Administration of vorinostat disrupts HIV-1 latency in patients on antiretroviral therapy
N. M. Archin, A. L. Liberty, A. D. Kashuba, S. K. Choudhary, J. D. Kuruc, A. M. Crooks, D. C. Parker, E. M. Anderson, M. F. Kearney, M. C. Strain, D. D. Richman, M. G. Hudgens, R. J. Bosch, J. M. Coffin, J. J. Eron, D. J. Hazuda, D. M. Margolis.
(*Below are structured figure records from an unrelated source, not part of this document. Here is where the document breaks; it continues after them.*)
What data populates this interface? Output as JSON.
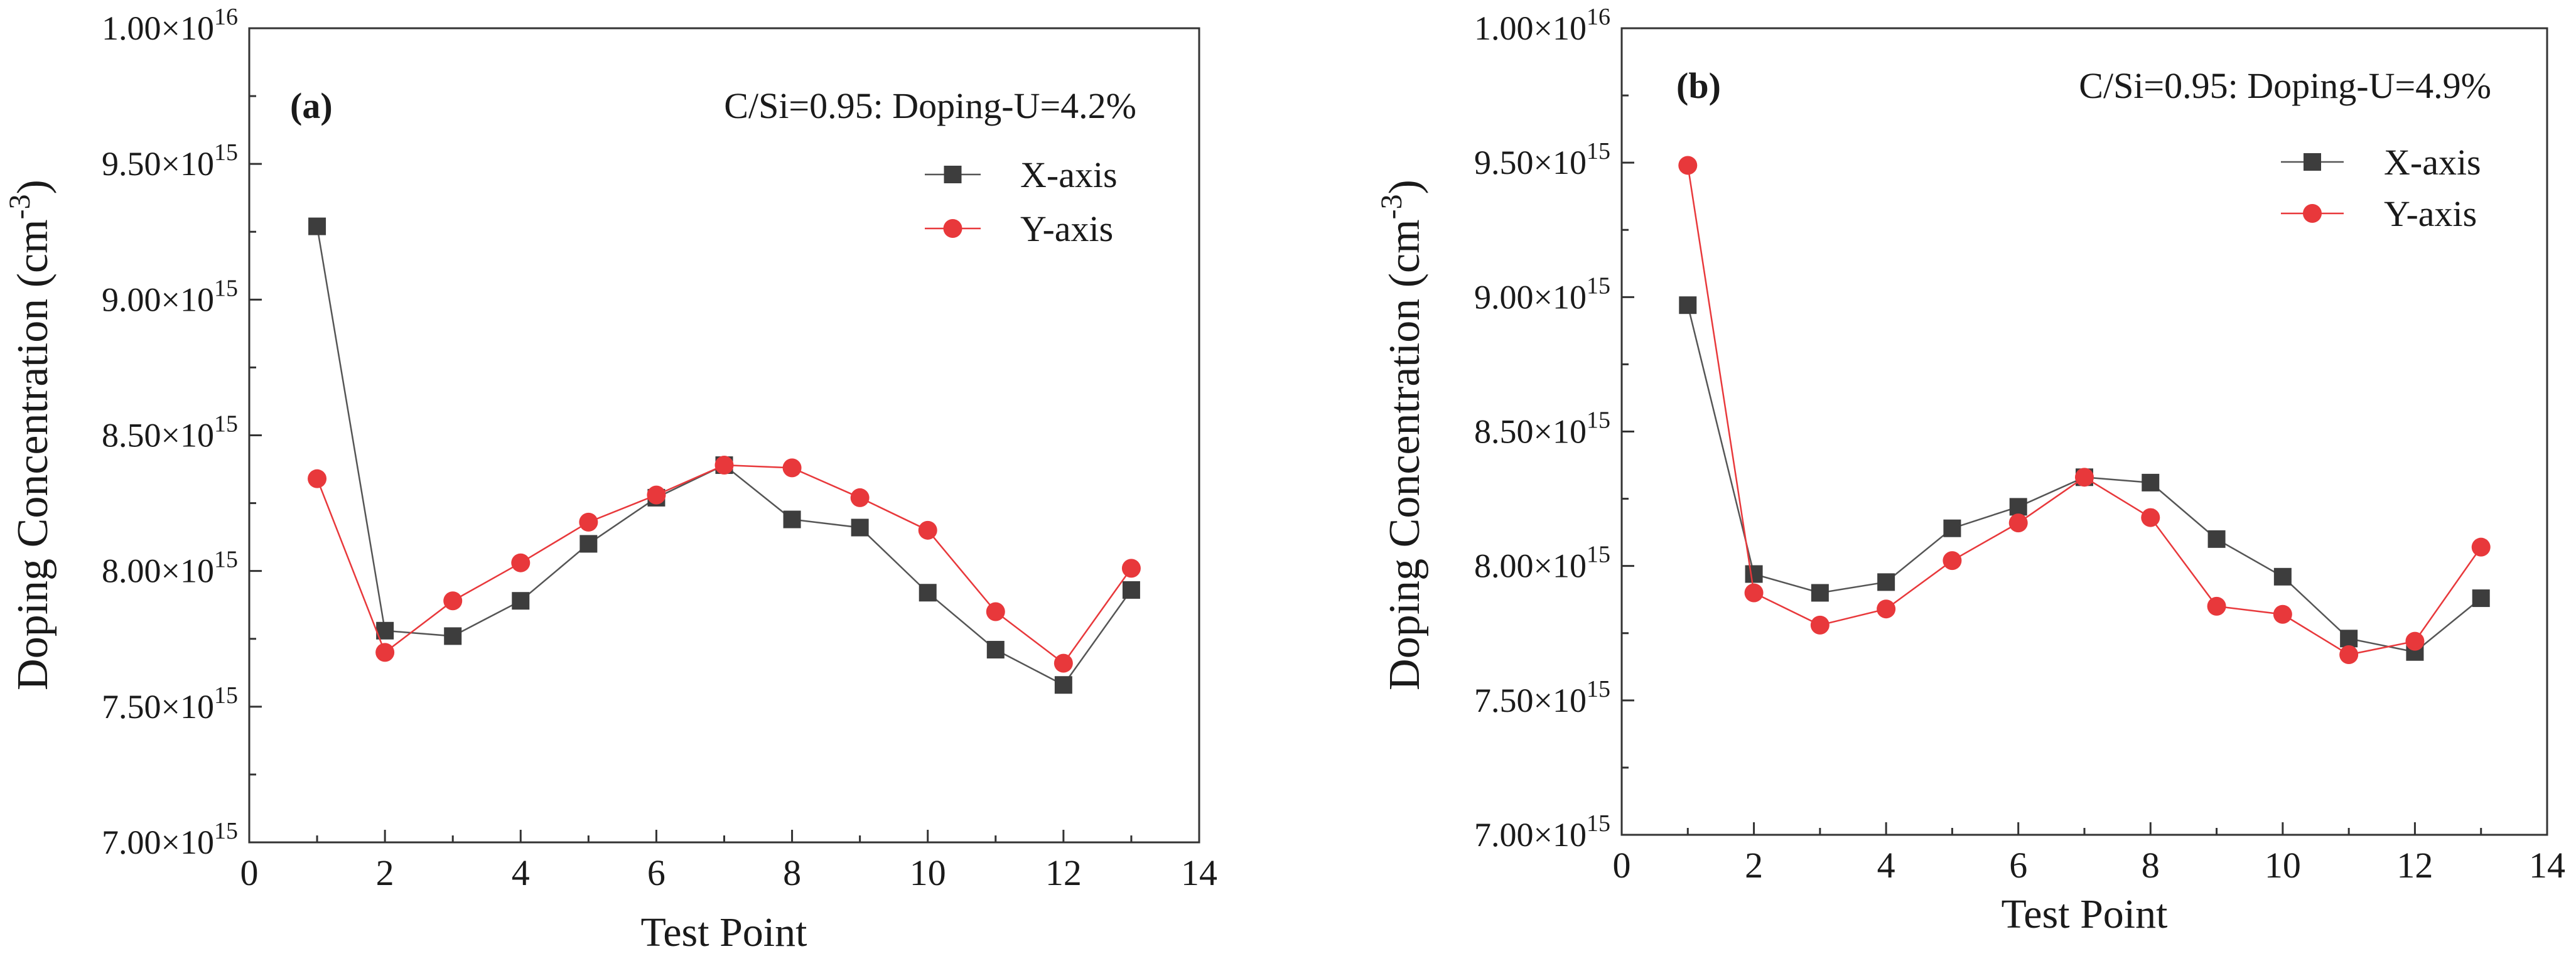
{
  "colors": {
    "x_series": "#3d3d3d",
    "y_series": "#e8383b",
    "axis": "#333333"
  },
  "chart_data": [
    {
      "type": "line",
      "panel_label": "(a)",
      "annotation": "C/Si=0.95: Doping-U=4.2%",
      "xlabel": "Test Point",
      "ylabel_main": "Doping Concentration (cm",
      "ylabel_sup": "-3",
      "ylabel_end": ")",
      "xlim": [
        0,
        14
      ],
      "ylim": [
        7000000000000000.0,
        1e+16
      ],
      "x_ticks": [
        "0",
        "2",
        "4",
        "6",
        "8",
        "10",
        "12",
        "14"
      ],
      "y_ticks": [
        {
          "mant": "7.00",
          "exp": "15"
        },
        {
          "mant": "7.50",
          "exp": "15"
        },
        {
          "mant": "8.00",
          "exp": "15"
        },
        {
          "mant": "8.50",
          "exp": "15"
        },
        {
          "mant": "9.00",
          "exp": "15"
        },
        {
          "mant": "9.50",
          "exp": "15"
        },
        {
          "mant": "1.00",
          "exp": "16"
        }
      ],
      "x": [
        1,
        2,
        3,
        4,
        5,
        6,
        7,
        8,
        9,
        10,
        11,
        12,
        13
      ],
      "series": [
        {
          "name": "X-axis",
          "marker": "square",
          "values": [
            9270000000000000.0,
            7780000000000000.0,
            7760000000000000.0,
            7890000000000000.0,
            8100000000000000.0,
            8270000000000000.0,
            8390000000000000.0,
            8190000000000000.0,
            8160000000000000.0,
            7920000000000000.0,
            7710000000000000.0,
            7580000000000000.0,
            7930000000000000.0
          ]
        },
        {
          "name": "Y-axis",
          "marker": "circle",
          "values": [
            8340000000000000.0,
            7700000000000000.0,
            7890000000000000.0,
            8030000000000000.0,
            8180000000000000.0,
            8280000000000000.0,
            8390000000000000.0,
            8380000000000000.0,
            8270000000000000.0,
            8150000000000000.0,
            7850000000000000.0,
            7660000000000000.0,
            8010000000000000.0
          ]
        }
      ]
    },
    {
      "type": "line",
      "panel_label": "(b)",
      "annotation": "C/Si=0.95: Doping-U=4.9%",
      "xlabel": "Test Point",
      "ylabel_main": "Doping Concentration (cm",
      "ylabel_sup": "-3",
      "ylabel_end": ")",
      "xlim": [
        0,
        14
      ],
      "ylim": [
        7000000000000000.0,
        1e+16
      ],
      "x_ticks": [
        "0",
        "2",
        "4",
        "6",
        "8",
        "10",
        "12",
        "14"
      ],
      "y_ticks": [
        {
          "mant": "7.00",
          "exp": "15"
        },
        {
          "mant": "7.50",
          "exp": "15"
        },
        {
          "mant": "8.00",
          "exp": "15"
        },
        {
          "mant": "8.50",
          "exp": "15"
        },
        {
          "mant": "9.00",
          "exp": "15"
        },
        {
          "mant": "9.50",
          "exp": "15"
        },
        {
          "mant": "1.00",
          "exp": "16"
        }
      ],
      "x": [
        1,
        2,
        3,
        4,
        5,
        6,
        7,
        8,
        9,
        10,
        11,
        12,
        13
      ],
      "series": [
        {
          "name": "X-axis",
          "marker": "square",
          "values": [
            8970000000000000.0,
            7970000000000000.0,
            7900000000000000.0,
            7940000000000000.0,
            8140000000000000.0,
            8220000000000000.0,
            8330000000000000.0,
            8310000000000000.0,
            8100000000000000.0,
            7960000000000000.0,
            7730000000000000.0,
            7680000000000000.0,
            7880000000000000.0
          ]
        },
        {
          "name": "Y-axis",
          "marker": "circle",
          "values": [
            9490000000000000.0,
            7900000000000000.0,
            7780000000000000.0,
            7840000000000000.0,
            8020000000000000.0,
            8160000000000000.0,
            8330000000000000.0,
            8180000000000000.0,
            7850000000000000.0,
            7820000000000000.0,
            7670000000000000.0,
            7720000000000000.0,
            8070000000000000.0
          ]
        }
      ]
    }
  ]
}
Despite antiretroviral therapy, proviral latency of human immunodeficiency virus type 1 (HIV-1) remains a principal obstacle to curing the infection1. Inducing the expression of latent genomes within resting CD4+ T cells is the primary strategy to clear this reservoir2, 3. Although histone deacetylase inhibitors such as suberoylanilide hydroxamic acid (also known as vorinostat, VOR) can disrupt HIV-1 latency in vitro4, 5, 6, the utility of this approach has never been directly proven in a translational clinical study of HIV-infected patients. Here we isolated the circulating resting CD4+ T cells of patients in whom viraemia was fully suppressed by antiretroviral therapy, and directly studied the effect of VOR on this latent reservoir. In each of eight patients, a single dose of VOR increased both biomarkers of cellular acetylation, and simultaneously induced an increase in HIV RNA expression in resting CD4+ cells (mean increase, 4.8-fold). This demonstrates that a molecular mechanism known to enforce HIV latency can be therapeutically targeted in humans, provides proof-of-concept for histone deacetylase inhibitors as a therapeutic class, and defines a precise approach to test novel strategies to attack and eradicate latent HIV infection directly.